Complaints received by the police watchdog implicate the South African Police Service (SAPS) in eight deaths since the start of the nationwide lockdown – only one fewer than the number who have died from the virus itself.
The release of information about the allegations comes after multiple reports of police brutality during the lockdown. At least three police officers are already facing murder charges for the deaths of South African citizens, according to News24.
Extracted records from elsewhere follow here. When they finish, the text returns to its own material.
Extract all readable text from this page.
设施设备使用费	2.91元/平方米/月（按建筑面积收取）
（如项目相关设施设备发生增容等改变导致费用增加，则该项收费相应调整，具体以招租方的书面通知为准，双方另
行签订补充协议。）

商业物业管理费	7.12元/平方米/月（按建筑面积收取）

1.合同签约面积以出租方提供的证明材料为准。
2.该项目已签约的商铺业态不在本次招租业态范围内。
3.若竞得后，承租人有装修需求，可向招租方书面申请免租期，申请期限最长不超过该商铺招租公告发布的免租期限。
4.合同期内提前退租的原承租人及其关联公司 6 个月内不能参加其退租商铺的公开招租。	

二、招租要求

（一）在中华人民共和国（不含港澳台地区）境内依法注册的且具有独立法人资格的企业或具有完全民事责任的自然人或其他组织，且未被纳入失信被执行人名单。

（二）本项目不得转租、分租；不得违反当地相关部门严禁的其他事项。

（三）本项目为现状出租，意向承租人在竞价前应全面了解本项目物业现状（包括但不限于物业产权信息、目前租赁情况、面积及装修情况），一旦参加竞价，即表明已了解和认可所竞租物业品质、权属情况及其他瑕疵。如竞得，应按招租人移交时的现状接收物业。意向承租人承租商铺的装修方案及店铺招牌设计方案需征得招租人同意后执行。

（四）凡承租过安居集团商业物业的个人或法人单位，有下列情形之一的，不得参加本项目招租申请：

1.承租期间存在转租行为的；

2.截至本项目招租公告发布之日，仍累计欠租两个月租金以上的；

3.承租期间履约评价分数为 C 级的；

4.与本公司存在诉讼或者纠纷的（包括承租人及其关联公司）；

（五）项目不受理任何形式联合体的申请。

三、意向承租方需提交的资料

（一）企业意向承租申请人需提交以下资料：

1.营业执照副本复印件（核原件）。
IPID is investigating nearly 40 complaints that have been filed since the start of the lockdown on 27 March.
These include cases of nonfatal police brutality, some of which have been documented and widely shared on social media. One video, posted to YouTube, purports to show a man being beaten for violating the lockdown. Another, appearing to show policemen firing on a group of protesting healthcare workers with flash grenades and rubber bullets, has been retweeted hundreds of times.
President Cyril Ramaphosa addressed concerns regarding police violence during a coronavirus update delivered on Monday. “We have made it clear that the task of our security personnel is to support, reassure and comfort our people … they must not cause harm to any of our people,” he said.
But some experts, including Andrew Faull of the Institute for Security Studies in Pretoria, fear that police violence may escalate an already-dangerous situation.
“If on top of their socio-economic hardship citizens routinely experience or perceive abuse by state officials during the lockdown, it is possible that some may rebel,” Faull wrote for Daily Maverick. “[T]he risks posed by continued, illegitimate state violence … could be as great as those brought by the pandemic.”
Others are asking for patience. In an anonymous op-ed published in Daily Maverick, a police officer described the severe stress law enforcement is under during this crisis, urging citizens to cooperate. “[L]ockdown only works if there is compliance,” the officer wrote.
The effects of the lockdown on police-citizen relations might be clear only in retrospect. Daneel Knoetze, writing for GroundUp, noted that the present rate of complaint submissions to the IPID is in line with pre-lockdown trends, indicating that the problem predated coronavirus.
But even if the issue of police violence is old news, Knoetze hopes that its increased publicity will have positive effects – such as an increase in funding for the IPID.
“[P]oliticians used the uniqueness of the lockdown moment to call out abuses by the police,” he wrote. “These calls will ring hollow in time, if they do not lead … to policy interventions to hold the transgressors and police management accountable long after the lockdown has ended.”